We use the Multi Level Monte Carlo method to estimate uncertainties in a Henry-like salt water intrusion problem with a fracture. The flow is induced by the variation of the density of the fluid phase, which depends on the mass fraction of salt. We assume that the fracture has a known fixed location but an uncertain aperture. Other input uncertainties are the porosity and permeability fields and the recharge. In our setting, porosity and permeability vary spatially and recharge is time-dependent. For each realisation of these uncertain parameters, the evolution of the mass fraction and pressure fields is modelled by a system of non-linear and time-dependent PDEs with a jump of the solution at the fracture. The uncertainties propagate into the distribution of the salt concentration, which is an important characteristic of the quality of water resources. We show that the multilevel Monte Carlo (MLMC) method is able to reduce the overall computational cost compared to classical Monte Carlo methods. This is achieved by balancing discretisation and statistical errors. Multiple scenarios are evaluated at different spatial and temporal mesh levels. The deterministic solver ug4 is run in parallel to calculate all stochastic scenarios.

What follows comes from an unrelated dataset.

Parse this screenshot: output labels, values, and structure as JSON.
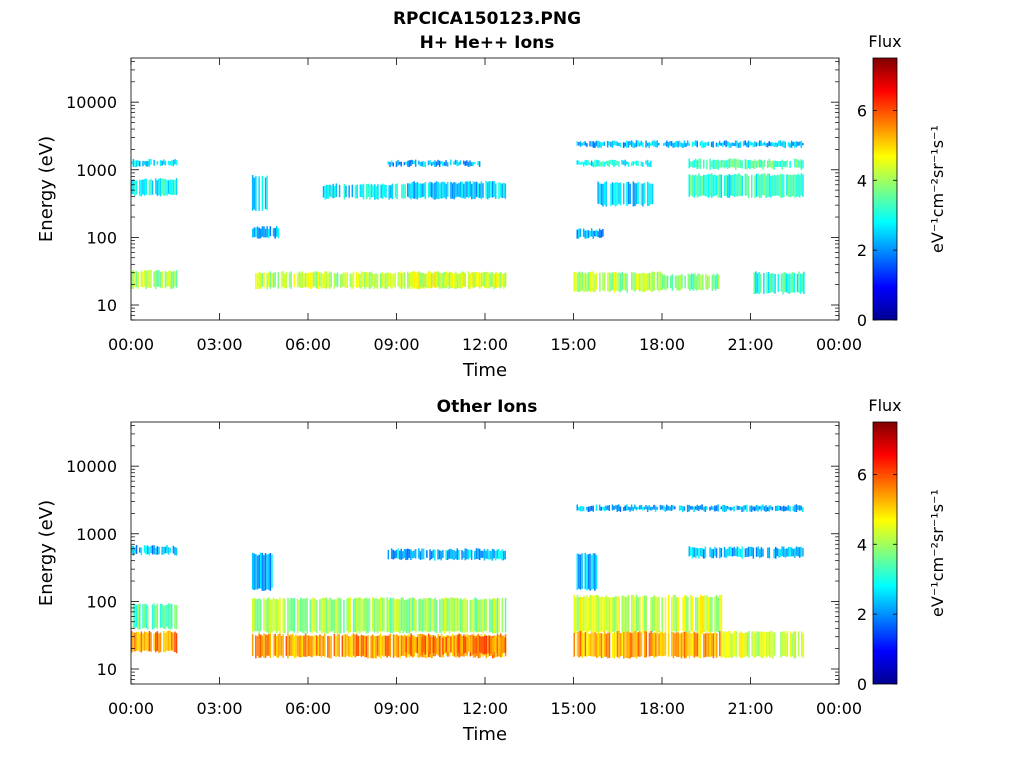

翻译：本文采用多级蒙特卡洛方法对含裂隙的类亨利盐分入侵问题中的不确定性进行估计。流动由流体相密度变化所驱动，而密度取决于盐分质量分数。我们假设裂隙位置已知且固定，但其开度具有不确定性。其他输入不确定性包括孔隙度和渗透率场以及补给量。在本研究设定中，孔隙度和渗透率具有空间变异性，补给量则随时间变化。针对这些不确定参数的每个实现，质量分数和压力场的演化通过一组非线性和时间依赖的偏微分方程进行建模，且在裂隙处存在解跳跃。这些不确定性会传递到盐浓度分布中，而盐浓度是水资源质量的重要特征指标。研究表明，与经典蒙特卡洛方法相比，多级蒙特卡洛方法能够通过平衡离散化误差和统计误差来降低总体计算成本。该方法通过在不同时空网格层级上评估多种情景实现这一目标。确定性求解器ug4以并行方式运行，用于计算所有随机情景。